After just one album, the Scene Creamers found themselves on the wrong end of a lawsuit by a French graffiti art collective who went by the same name. Thus, back to the Weird War they went. All of these name changes might’ve made it difficult for their fans to keep up. But the bottom line is that whatever the lineup, and whatever the title, the music was solid and inventive all across the board, always keeping their listeners engaged and intrigued. There is something to be said for a band who can tie important political issues into their records yet not come off as backwards and commercialized as Green Day or U2 have. Keep in mind that a record isn’t bad because it’s political. A record is political because it is good. That is, an album as good as this forces its listeners to redefine what they see in themselves, how they interact with and within society. An album this good is, in itself, a movement.

Of the deep and varied discography Svenonius & Co have given us, I Suck On That Emotion is the most musically rounded by far. It’s the perfect culmination of rock and roll weirdness, and at a much more experienced degree of songwriting and musicianship that could only be cultivated by a deep period of growth in the 12 years since Nation of Ulysses’ debut. Things kick off with the fully danceable 60’s-styled guitar riffs of the album opener ‘Better All the Time’ where Svenonious sings: “When I first met you, I didn’t like you that much. You had the charm of a greyhound bus. But now you’re looking better all the time…” Then there’s the pulsing bass drive of ‘Elfin Orphan,’ or the politically forward ‘Bag Inc.’ with lines like: “I was working for the C.I.A. and I didn’t even know it. I was working for Lou Reed, a walking advertisement for his fantasy…” cementing Svenonius’ distaste for a music industry crowded with so-called money-grabbing careerists.

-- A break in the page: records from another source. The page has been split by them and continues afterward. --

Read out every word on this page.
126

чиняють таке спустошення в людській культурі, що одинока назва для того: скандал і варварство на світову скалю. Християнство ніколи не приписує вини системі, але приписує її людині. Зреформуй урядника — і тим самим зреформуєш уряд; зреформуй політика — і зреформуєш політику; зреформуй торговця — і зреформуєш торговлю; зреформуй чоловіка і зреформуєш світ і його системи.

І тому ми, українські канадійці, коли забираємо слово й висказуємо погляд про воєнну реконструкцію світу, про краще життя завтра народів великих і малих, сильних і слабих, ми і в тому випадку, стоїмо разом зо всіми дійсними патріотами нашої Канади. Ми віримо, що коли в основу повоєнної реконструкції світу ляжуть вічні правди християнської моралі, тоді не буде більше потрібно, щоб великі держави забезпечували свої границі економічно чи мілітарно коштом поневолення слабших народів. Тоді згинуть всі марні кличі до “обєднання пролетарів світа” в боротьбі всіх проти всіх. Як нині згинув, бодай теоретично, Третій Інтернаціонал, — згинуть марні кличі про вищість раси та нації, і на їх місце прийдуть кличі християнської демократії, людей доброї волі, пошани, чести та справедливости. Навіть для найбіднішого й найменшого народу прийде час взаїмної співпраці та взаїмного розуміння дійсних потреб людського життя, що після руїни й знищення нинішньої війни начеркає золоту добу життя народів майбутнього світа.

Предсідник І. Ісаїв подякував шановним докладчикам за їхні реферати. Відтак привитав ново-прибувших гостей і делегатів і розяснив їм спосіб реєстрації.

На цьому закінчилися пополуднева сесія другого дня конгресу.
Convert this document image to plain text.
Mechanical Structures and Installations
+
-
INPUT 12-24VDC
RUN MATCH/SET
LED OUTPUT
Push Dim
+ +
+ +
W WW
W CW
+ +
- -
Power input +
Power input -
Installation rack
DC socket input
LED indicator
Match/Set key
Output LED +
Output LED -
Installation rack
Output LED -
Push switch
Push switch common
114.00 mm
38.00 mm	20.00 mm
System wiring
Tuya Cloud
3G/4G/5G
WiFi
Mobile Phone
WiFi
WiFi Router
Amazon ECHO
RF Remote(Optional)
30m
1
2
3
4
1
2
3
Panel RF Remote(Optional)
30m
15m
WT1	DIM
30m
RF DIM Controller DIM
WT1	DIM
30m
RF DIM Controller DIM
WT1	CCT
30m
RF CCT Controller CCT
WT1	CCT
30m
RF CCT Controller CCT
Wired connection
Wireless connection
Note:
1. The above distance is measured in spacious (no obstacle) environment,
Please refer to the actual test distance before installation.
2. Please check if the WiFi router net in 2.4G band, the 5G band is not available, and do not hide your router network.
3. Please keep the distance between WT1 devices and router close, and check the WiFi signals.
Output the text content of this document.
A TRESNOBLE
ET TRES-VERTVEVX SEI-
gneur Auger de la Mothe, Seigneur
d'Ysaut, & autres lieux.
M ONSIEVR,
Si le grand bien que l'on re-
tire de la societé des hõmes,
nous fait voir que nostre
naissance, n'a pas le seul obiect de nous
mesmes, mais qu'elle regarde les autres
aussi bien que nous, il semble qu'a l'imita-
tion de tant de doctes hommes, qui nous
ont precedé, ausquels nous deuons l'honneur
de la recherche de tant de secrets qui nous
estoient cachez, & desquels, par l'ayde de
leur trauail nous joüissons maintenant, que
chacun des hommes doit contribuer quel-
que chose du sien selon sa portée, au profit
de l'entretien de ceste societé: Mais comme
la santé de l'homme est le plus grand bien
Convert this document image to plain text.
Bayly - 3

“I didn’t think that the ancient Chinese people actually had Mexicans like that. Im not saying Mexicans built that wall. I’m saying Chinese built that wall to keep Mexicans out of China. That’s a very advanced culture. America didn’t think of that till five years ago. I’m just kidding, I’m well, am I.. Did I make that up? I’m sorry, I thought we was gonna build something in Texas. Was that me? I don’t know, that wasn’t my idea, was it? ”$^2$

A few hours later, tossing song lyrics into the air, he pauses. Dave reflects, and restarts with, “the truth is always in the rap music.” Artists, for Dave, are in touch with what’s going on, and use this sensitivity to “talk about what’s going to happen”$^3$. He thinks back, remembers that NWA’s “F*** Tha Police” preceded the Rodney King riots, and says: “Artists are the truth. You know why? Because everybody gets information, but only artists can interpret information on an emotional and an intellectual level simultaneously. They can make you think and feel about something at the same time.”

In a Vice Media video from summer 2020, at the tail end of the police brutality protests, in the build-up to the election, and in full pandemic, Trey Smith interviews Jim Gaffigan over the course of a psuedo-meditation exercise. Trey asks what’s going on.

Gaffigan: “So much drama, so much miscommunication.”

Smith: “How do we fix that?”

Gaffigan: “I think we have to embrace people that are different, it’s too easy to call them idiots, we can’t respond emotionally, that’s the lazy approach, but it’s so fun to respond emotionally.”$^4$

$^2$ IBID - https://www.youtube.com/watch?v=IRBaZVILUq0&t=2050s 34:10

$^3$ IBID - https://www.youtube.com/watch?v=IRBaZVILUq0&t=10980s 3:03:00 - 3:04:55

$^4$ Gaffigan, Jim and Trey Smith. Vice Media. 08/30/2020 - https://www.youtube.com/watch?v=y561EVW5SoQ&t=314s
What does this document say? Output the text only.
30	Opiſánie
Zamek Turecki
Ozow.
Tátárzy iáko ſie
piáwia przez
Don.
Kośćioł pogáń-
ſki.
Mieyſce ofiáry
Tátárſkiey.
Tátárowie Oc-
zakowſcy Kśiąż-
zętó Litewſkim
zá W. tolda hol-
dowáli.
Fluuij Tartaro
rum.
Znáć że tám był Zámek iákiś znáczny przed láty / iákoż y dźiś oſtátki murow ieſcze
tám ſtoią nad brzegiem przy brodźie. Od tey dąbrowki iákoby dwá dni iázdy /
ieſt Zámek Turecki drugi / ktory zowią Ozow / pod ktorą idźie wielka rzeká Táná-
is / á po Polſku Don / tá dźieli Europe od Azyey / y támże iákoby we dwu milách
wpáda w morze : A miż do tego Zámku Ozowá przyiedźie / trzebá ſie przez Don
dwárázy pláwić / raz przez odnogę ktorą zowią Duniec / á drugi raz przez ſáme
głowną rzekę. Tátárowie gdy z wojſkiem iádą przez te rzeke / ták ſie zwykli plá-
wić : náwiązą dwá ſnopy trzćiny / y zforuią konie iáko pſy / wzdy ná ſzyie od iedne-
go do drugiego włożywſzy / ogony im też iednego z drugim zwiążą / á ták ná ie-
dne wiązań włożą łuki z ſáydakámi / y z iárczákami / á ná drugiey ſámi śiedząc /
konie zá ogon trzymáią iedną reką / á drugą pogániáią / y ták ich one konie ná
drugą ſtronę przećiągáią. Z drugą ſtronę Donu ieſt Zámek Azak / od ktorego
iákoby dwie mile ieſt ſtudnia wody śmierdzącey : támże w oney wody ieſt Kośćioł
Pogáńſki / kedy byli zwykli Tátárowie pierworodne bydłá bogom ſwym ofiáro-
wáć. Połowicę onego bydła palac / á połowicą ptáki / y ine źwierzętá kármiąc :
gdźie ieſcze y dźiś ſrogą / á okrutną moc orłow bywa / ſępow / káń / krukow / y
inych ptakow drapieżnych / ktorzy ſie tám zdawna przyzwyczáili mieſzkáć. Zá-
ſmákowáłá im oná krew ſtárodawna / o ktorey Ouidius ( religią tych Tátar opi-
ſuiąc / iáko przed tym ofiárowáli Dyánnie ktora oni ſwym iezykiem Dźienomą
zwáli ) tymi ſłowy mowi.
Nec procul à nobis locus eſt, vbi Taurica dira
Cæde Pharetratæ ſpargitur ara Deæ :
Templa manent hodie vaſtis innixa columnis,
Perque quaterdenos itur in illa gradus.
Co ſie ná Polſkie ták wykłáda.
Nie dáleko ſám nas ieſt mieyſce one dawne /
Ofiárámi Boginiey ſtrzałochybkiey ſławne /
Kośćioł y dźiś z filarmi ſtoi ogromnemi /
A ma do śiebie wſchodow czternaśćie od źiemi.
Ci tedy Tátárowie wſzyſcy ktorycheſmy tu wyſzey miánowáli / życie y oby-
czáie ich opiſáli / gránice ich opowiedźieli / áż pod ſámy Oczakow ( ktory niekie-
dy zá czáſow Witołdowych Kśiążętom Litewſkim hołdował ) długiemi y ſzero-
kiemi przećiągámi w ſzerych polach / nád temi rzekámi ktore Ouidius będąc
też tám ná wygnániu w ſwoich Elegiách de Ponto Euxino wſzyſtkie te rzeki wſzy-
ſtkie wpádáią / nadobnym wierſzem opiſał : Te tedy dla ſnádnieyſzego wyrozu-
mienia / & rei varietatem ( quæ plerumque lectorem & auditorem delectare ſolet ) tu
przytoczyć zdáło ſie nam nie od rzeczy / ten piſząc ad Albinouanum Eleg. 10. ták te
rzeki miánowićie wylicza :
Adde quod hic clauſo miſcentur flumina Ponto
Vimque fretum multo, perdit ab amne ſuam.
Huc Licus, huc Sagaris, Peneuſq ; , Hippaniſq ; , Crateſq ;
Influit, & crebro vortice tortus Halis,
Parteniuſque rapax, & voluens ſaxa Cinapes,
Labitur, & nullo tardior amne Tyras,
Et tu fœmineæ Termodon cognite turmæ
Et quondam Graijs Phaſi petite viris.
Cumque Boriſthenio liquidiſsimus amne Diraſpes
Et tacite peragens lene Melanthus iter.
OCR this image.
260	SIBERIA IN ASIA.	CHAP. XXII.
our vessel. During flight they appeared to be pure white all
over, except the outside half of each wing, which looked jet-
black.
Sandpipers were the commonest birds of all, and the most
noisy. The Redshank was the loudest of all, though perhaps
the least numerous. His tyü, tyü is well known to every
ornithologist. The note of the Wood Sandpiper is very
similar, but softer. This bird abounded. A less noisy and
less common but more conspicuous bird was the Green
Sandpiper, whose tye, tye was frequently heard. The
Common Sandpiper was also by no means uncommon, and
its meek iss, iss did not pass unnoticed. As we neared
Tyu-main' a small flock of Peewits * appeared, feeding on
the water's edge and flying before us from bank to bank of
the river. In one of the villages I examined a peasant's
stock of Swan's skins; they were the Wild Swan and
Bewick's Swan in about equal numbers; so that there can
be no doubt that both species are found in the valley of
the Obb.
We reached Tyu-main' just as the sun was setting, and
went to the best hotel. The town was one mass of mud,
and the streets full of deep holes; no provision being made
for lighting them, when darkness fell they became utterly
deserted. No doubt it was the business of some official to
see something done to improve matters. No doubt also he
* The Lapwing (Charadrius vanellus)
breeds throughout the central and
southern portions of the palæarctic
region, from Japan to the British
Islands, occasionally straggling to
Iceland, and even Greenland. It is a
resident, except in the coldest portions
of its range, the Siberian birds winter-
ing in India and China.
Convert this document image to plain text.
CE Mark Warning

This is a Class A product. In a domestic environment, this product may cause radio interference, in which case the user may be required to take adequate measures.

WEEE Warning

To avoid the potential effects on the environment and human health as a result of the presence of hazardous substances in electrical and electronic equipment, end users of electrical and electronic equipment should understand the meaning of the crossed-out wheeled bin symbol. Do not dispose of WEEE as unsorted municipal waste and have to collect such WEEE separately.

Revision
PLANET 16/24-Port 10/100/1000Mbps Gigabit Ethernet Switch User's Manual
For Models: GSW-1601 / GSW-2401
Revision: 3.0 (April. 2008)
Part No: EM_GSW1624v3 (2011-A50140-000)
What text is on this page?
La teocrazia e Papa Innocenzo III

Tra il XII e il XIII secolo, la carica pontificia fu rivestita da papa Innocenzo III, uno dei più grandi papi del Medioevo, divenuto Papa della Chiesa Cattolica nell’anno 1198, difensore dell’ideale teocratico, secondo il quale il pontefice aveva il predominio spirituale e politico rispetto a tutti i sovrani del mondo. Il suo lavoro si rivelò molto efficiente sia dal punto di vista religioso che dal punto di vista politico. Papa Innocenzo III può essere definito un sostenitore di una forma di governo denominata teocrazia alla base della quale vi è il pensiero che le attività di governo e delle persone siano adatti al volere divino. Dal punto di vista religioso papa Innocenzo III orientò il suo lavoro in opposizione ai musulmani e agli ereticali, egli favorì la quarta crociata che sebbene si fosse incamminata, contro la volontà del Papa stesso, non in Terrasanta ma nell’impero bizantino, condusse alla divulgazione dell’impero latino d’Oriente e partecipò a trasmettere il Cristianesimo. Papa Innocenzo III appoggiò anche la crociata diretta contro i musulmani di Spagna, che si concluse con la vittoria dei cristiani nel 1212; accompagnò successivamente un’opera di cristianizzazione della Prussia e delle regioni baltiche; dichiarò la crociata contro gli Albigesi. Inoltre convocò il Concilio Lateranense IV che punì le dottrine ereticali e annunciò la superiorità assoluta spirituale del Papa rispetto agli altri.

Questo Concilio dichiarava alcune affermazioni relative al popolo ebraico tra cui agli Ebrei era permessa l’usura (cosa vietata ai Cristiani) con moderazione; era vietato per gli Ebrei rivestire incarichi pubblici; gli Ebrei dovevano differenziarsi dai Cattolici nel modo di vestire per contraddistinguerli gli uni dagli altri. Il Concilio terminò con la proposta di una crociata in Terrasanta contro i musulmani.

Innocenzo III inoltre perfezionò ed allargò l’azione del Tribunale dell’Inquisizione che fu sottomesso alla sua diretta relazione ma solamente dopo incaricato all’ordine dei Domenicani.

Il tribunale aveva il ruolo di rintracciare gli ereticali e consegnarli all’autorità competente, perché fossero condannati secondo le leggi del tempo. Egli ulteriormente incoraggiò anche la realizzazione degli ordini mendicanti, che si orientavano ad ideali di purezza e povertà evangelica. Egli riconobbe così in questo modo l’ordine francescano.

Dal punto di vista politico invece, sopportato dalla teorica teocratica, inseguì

I Suck On That Emotion was givena 7.5/10 rating by Pitchfork at the time of its release, and the record hasn’t been repressed since its original issue in 2003, with only one copy currently available on Discogs for $60. While Nation of Ulysses and Make Up albums are relatively easy to find online, I Suck On That Emotion has not been made available for streaming, leaving only a few choice cuts and live performances to dig for on YouTube. Ask Drag City Records when they’ll finally give it a reissue. You'll have to actually go crate-dig to hear the full version of this.